Capello the untouchable after year of revolution

In the 12 months since his England side were booed off the pitch at Wembley, the manager has led a remarkable turnaround

It is hard to believe how different it was for Fabio Capello one year ago as his England team embarked on a season of seven World Cup qualifiers. Only a late goal from Joe Cole earned him a draw at home to the Czech Republic. Harry Redknapp excoriated him on Setanta. His team were booed off the pitch. The national mood was behind the British Olympic team not the overpaid, wastrel English footballers.

One year on and poor old Setanta is no more. Joe Cole is long-term injured. Redknapp has a new job. No one can quite remember who won what medal at the Olympics and Capello is a genius. At the very least he is the man who can lead England to the World Cup finals next year with a fighting chance of going far in the competition.

Tomorrow will be a year to the day since England won their first qualifier against Andorra in Barcelona, a stuttering performance that gave no clues as to the virtuoso 4-1 victory that awaited in Zagreb four days later and the moment when the Capello regime caught fire. Now with seven wins out of seven in World Cup qualification England can clinch their place in South Africa with victory over Croatia at Wembley on Wednesday night.

Today, England play Slovenia which lies just 30 miles east of Capello's childhood home of Pieris in north-eastern Italy. Slovenia are ranked 54th in the world by Fifa, 45 places behind Croatia. The truth is that Capello could pick who he likes this evening. Wembley expects revenge against Croatia on Wednesday for the cataclysmic Euro 2008 defeats and by Thursday morning we should all be booking our flights to South Africa.

It cannot go wrong now. Can it?

Capello is entitled to experiment today, most likely with Jermain Defoe in attack alongside Wayne Rooney instead of the more familiar Rooney-Emile Heskey axis. The Heskey question will become more pressing if his form tails off this season. There needs to be an alternative, however attached Capello has become to the original template.

Yesterday, Capello emphasised his conviction that the talent runs deep in this England squad. It is a point he has made since he took over in January 2008, only for the first nine months no-one really believed him. He proudly ran through his roll-call of right-sided players yesterday: Aaron Lennon, Shaun Wright-Phillips, James Milner and the man he refers to just as "David".

The conversation inevitably turned to the poaching of young foreign players by English clubs. Did that mean the next generation of young English players were not up to it? Capello screwed up his eyes and tried to remember some of the under-21s he had promoted to the senior squad. "Ashley Young and James Milner have come through, they were in the under-21s, [Gabriel] Agbonlahor as well, [David] Wheater," he said proudly.

As for young players coming into this team there may well be chances for Young, Milner, and Lennon today, especially as Capello announced that he will be making six substitutions at half-time.
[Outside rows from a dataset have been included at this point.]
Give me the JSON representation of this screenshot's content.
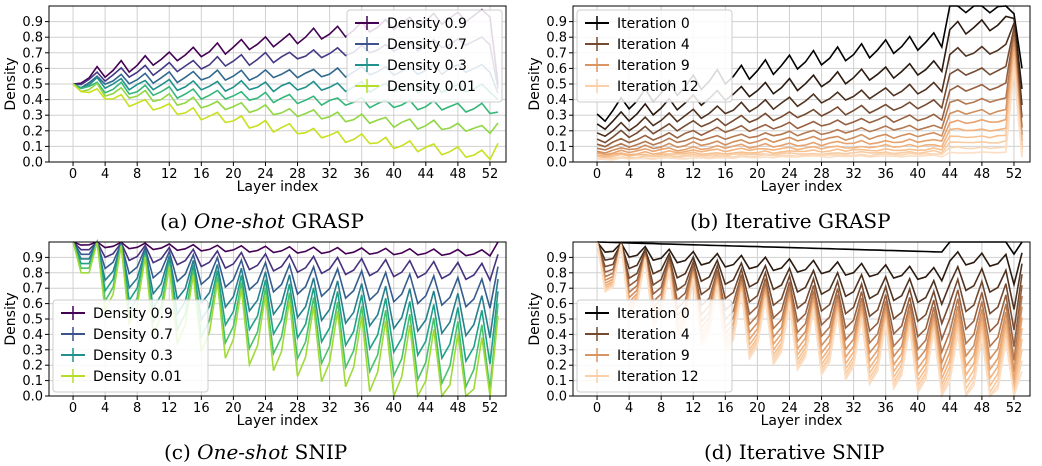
{
  "captions": [
    {
      "prefix": "(a) ",
      "italic": "One-shot",
      "suffix": " GRASP"
    },
    {
      "prefix": "(b) Iterative GRASP",
      "italic": "",
      "suffix": ""
    },
    {
      "prefix": "(c) ",
      "italic": "One-shot",
      "suffix": " SNIP"
    },
    {
      "prefix": "(d) Iterative SNIP",
      "italic": "",
      "suffix": ""
    }
  ],
  "chart_data": [
    {
      "type": "line",
      "panel": "a",
      "xlabel": "Layer index",
      "ylabel": "Density",
      "xlim": [
        -3,
        54
      ],
      "ylim": [
        0,
        1.0
      ],
      "xticks": [
        0,
        4,
        8,
        12,
        16,
        20,
        24,
        28,
        32,
        36,
        40,
        44,
        48,
        52
      ],
      "yticks": [
        0.0,
        0.1,
        0.2,
        0.3,
        0.4,
        0.5,
        0.6,
        0.7,
        0.8,
        0.9
      ],
      "grid": true,
      "legend_position": "top-right",
      "legend_entries": [
        "Density 0.9",
        "Density 0.7",
        "Density 0.3",
        "Density 0.01"
      ],
      "colors": [
        "#440154",
        "#443983",
        "#31688e",
        "#21918c",
        "#35b779",
        "#90d743",
        "#c8e020"
      ],
      "legend_colors": [
        "#440154",
        "#3b528b",
        "#21918c",
        "#b5de2b"
      ],
      "n_points": 54,
      "series_first_values": [
        0.5,
        0.5,
        0.5,
        0.5,
        0.5,
        0.5,
        0.5
      ],
      "series_final_density": [
        0.95,
        0.8,
        0.65,
        0.5,
        0.35,
        0.2,
        0.02
      ]
    },
    {
      "type": "line",
      "panel": "b",
      "xlabel": "Layer index",
      "ylabel": "Density",
      "xlim": [
        -3,
        54
      ],
      "ylim": [
        0,
        1.0
      ],
      "xticks": [
        0,
        4,
        8,
        12,
        16,
        20,
        24,
        28,
        32,
        36,
        40,
        44,
        48,
        52
      ],
      "yticks": [
        0.0,
        0.1,
        0.2,
        0.3,
        0.4,
        0.5,
        0.6,
        0.7,
        0.8,
        0.9
      ],
      "grid": true,
      "legend_position": "top-left",
      "legend_entries": [
        "Iteration 0",
        "Iteration 4",
        "Iteration 9",
        "Iteration 12"
      ],
      "colors": [
        "#000000",
        "#2a1a10",
        "#4f3220",
        "#744a30",
        "#966040",
        "#b47850",
        "#cf8f5f",
        "#e6a26e",
        "#f2b27d",
        "#f6c08f",
        "#f8cca3",
        "#fad6b4",
        "#fbdec4"
      ],
      "legend_colors": [
        "#000000",
        "#744a30",
        "#d89462",
        "#fbd0a8"
      ],
      "n_points": 54
    },
    {
      "type": "line",
      "panel": "c",
      "xlabel": "Layer index",
      "ylabel": "Density",
      "xlim": [
        -3,
        54
      ],
      "ylim": [
        0,
        1.0
      ],
      "xticks": [
        0,
        4,
        8,
        12,
        16,
        20,
        24,
        28,
        32,
        36,
        40,
        44,
        48,
        52
      ],
      "yticks": [
        0.0,
        0.1,
        0.2,
        0.3,
        0.4,
        0.5,
        0.6,
        0.7,
        0.8,
        0.9
      ],
      "grid": true,
      "legend_position": "lower-left",
      "legend_entries": [
        "Density 0.9",
        "Density 0.7",
        "Density 0.3",
        "Density 0.01"
      ],
      "colors": [
        "#440154",
        "#46327e",
        "#365c8d",
        "#277f8e",
        "#1fa187",
        "#4ac16d",
        "#a0da39"
      ],
      "legend_colors": [
        "#440154",
        "#3b528b",
        "#21918c",
        "#b5de2b"
      ],
      "n_points": 54
    },
    {
      "type": "line",
      "panel": "d",
      "xlabel": "Layer index",
      "ylabel": "Density",
      "xlim": [
        -3,
        54
      ],
      "ylim": [
        0,
        1.0
      ],
      "xticks": [
        0,
        4,
        8,
        12,
        16,
        20,
        24,
        28,
        32,
        36,
        40,
        44,
        48,
        52
      ],
      "yticks": [
        0.0,
        0.1,
        0.2,
        0.3,
        0.4,
        0.5,
        0.6,
        0.7,
        0.8,
        0.9
      ],
      "grid": true,
      "legend_position": "lower-left",
      "legend_entries": [
        "Iteration 0",
        "Iteration 4",
        "Iteration 9",
        "Iteration 12"
      ],
      "colors": [
        "#000000",
        "#2a1a10",
        "#4f3220",
        "#744a30",
        "#966040",
        "#b47850",
        "#cf8f5f",
        "#e6a26e",
        "#f2b27d",
        "#f6c08f",
        "#f8cca3",
        "#fad6b4",
        "#fbdec4"
      ],
      "legend_colors": [
        "#000000",
        "#744a30",
        "#d89462",
        "#fbd0a8"
      ],
      "n_points": 54
    }
  ]
}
Ben Foster was given yesterday off to attend the birth of his baby son and was back in the team hotel last night. He looks favourite to start ahead of Robert Green, despite the latter having started the last three games.

Typically pragmatic towards the question of whether young players can thrive in Premier League club's academies which are stocked full of the likes of Gaël Kakuta and other aspiring foreign stars, Capello said the best would always emerge. "I'm thinking about Roma and Serie A again, I put [Daniele] De Rossi in when he was only 18 because I saw him during the training and he was good. If they are good enough then they will play."

As for the recent diving phenomenon, he dismissed it. "In my team, sometimes, yes, players dived. Yes, of course I minded. I don't like divers and I told players that. That's my opinion, but I'm not on the pitch and it is the players who decide whether they dive – I can't decide for the players."

The England cricket team, fresh from victory in the Ashes, will be at Wembley today as guests of John Terry and his team-mates. They will not want to embarrass themselves by making the same mistakes that they did against the Netherlands last month. Should England not be defending in a more Italian fashion? "No, not Italian, Spanish, Brazilian or Chinese. You just have to defend well," Capello said.

For all his bluntness, Capello has never patronised the English in the last 21 months; never made us feel inferior in the face of his Italian football heritage. That and his brilliant results is why, whatever happens today, Wembley will not be booing him off, and the pundits will probably go easy.